PROX1 inhibits PDGF-B expression to prevent myxomatous degeneration of heart valves

Background Cardiac valve disease (CVD) is observed in 2.5% of the general population and 10% of the elderly people. Effective pharmacological treatments are currently not available, and patients with severe CVD require surgery. PROX1 and FOXC2 are transcription factors that are required for the development of lymphatic and venous valves. We found that PROX1 and FOXC2 are expressed in a subset of valvular endothelial cells (VECs) that are located on the downstream (fibrosa) side of cardiac valves. Whether PROX1 and FOXC2 regulate cardiac valve development and disease is not known. Methods We used histology, electron microscopy and echocardiography to investigate the structure and functioning of heart valves from Prox1ΔVEC mice in which Prox1 was conditionally deleted from VECs.

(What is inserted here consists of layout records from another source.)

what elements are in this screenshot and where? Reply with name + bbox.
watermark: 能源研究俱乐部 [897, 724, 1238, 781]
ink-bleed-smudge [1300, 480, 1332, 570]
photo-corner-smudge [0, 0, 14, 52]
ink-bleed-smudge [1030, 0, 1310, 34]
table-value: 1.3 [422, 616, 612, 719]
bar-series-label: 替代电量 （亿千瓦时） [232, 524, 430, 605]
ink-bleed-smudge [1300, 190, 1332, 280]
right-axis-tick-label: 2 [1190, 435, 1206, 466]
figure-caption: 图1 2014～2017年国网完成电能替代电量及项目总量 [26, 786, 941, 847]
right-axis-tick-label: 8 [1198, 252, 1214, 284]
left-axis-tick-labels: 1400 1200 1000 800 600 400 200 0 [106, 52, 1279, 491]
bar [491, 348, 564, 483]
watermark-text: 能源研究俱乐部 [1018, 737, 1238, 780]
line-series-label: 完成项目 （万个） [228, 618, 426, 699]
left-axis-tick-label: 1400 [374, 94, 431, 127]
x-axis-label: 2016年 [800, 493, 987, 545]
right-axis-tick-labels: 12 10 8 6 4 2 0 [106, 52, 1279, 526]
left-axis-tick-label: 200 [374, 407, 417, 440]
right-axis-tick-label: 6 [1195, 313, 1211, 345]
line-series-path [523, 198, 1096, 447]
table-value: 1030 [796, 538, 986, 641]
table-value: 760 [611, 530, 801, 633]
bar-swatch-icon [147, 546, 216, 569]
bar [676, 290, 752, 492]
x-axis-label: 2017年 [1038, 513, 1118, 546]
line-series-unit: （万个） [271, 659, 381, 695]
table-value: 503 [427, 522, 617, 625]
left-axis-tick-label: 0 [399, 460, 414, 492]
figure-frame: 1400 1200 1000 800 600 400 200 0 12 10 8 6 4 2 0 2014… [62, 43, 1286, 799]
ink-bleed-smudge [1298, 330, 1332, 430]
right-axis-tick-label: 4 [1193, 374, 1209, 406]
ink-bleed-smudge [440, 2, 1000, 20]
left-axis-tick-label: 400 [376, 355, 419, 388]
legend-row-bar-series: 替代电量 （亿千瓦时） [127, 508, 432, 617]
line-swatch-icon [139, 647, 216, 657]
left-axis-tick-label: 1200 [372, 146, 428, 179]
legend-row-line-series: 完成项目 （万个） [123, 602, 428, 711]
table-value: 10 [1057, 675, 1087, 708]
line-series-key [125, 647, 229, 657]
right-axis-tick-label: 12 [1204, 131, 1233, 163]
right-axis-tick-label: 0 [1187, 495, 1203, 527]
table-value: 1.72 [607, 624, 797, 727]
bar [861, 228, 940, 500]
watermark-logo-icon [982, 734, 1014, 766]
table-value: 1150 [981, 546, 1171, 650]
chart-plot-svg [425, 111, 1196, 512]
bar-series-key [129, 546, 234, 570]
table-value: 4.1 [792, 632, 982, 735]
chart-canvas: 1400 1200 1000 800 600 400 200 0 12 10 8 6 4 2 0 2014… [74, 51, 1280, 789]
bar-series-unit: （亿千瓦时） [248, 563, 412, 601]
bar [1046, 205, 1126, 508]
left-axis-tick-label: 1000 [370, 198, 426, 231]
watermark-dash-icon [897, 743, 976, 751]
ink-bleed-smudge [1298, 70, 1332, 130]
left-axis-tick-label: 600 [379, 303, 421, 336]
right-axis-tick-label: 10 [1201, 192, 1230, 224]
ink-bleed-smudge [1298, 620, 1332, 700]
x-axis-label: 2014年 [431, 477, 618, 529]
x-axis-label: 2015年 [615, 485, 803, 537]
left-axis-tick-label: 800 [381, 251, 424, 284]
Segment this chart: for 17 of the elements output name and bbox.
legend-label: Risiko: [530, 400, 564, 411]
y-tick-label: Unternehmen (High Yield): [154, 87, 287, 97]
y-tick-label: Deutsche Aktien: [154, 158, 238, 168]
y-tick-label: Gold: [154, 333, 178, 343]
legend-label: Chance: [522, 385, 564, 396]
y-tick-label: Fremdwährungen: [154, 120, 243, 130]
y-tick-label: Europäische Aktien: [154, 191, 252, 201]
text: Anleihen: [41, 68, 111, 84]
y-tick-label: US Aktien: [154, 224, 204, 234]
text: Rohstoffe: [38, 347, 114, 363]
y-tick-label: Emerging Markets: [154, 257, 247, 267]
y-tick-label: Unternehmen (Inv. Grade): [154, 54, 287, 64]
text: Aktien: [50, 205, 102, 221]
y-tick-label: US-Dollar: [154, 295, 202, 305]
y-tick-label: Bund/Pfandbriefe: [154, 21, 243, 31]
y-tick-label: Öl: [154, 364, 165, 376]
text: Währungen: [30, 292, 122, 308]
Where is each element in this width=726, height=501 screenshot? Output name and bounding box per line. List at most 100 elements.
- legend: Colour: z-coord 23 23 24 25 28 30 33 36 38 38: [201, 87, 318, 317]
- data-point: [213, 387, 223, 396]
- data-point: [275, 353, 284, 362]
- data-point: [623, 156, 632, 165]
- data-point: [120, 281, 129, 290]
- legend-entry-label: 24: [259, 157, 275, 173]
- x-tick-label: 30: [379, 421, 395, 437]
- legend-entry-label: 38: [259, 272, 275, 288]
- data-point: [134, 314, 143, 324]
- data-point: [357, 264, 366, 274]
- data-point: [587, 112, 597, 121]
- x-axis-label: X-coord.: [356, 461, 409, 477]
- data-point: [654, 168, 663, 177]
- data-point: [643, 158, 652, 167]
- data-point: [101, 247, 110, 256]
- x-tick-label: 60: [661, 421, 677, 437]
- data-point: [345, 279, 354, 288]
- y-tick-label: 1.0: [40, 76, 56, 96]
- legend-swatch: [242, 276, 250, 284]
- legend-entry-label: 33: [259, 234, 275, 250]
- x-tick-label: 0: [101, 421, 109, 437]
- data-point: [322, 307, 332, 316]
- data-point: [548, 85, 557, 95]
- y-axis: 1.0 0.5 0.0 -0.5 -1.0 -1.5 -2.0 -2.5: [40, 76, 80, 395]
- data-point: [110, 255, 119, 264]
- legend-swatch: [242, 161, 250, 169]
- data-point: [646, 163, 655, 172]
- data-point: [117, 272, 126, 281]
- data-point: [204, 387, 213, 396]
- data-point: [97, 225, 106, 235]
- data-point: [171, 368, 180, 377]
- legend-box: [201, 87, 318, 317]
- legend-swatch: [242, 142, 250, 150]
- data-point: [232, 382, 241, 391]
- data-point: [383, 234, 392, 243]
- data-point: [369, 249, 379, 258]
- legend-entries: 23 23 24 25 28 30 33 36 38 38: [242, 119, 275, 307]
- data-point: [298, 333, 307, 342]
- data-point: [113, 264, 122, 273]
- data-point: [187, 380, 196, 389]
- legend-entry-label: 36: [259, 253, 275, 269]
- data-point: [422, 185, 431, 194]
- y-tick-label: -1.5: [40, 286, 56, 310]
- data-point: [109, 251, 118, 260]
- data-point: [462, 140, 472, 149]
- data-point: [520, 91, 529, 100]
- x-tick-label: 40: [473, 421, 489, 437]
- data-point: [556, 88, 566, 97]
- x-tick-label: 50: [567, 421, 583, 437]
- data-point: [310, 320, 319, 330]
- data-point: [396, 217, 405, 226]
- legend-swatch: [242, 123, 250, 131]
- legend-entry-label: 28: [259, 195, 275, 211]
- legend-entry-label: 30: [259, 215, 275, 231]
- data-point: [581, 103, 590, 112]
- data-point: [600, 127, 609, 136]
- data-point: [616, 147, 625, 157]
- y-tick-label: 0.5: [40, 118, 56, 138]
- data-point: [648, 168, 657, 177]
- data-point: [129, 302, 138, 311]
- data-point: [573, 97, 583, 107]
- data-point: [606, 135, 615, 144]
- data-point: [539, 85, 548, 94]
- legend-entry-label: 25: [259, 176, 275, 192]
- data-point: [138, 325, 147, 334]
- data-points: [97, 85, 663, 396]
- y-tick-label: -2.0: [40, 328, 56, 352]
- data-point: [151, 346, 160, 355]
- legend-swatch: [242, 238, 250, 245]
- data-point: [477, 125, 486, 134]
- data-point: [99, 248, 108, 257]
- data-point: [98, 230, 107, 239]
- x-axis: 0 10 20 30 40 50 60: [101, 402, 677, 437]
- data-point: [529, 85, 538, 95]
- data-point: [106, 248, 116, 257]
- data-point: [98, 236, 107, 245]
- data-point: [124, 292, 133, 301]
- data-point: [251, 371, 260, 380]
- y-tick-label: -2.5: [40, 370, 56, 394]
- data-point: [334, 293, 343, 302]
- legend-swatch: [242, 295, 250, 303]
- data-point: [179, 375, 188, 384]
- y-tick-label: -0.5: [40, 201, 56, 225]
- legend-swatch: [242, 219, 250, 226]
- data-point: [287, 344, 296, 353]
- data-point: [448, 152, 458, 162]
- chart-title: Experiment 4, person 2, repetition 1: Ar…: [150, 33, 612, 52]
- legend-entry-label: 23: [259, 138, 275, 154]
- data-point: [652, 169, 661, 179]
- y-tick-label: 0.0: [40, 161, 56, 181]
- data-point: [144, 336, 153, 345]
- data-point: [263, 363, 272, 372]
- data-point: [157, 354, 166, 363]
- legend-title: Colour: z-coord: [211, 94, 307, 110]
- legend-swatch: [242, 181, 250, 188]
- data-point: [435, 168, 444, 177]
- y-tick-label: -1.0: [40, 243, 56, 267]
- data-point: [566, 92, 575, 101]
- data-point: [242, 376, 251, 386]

Isolated valve endothelial cells and valve interstitial cells were used to identify the molecular mechanisms in vitro , which were tested in vivo by RNAScope, additional mouse models and pharmacological approaches. The significance of our findings was tested by evaluation of human samples of mitral valve prolapse (MVP) and aortic valve insufficiency. Results Histological analysis revealed that the aortic and mitral valves of Prox1ΔVEC mice become progressively thick and myxomatous. Echocardiography revealed that the aortic valves of Prox1ΔVEC mice are stenotic. FOXC2 was downregulated and platelet-derived growth factor-B (PDGF-B) was upregulated in the VECs of Prox1ΔVEC mice. Conditional knockdown of FOXC2 and conditional overexpression of PDGF-B in VECs recapitulated the phenotype of Prox1ΔVEC mice. PDGF-B was also increased in mice lacking FOXC2 and in human MVP and insufficient aortic valve samples. Pharmacological inhibition of PDGF-B signaling with imatinib partially ameliorated the valve defects of Prox1ΔVEC mice. Conclusion PROX1 antagonizes PDGF-B signaling partially via FOXC2 to maintain the extracellular matrix composition and prevent myxomatous degeneration of cardiac valves. Novelty and Significance What Is Known? What Is New? Our findings suggest that PROX1 is an inhibitor of myxomatous valve disease that afflicts ~10% of the elderly population. We have also identified PDGF-B as a potential target for treating myxomatous valve disease. ### Competing Interest Statement The authors have declared no competing interest.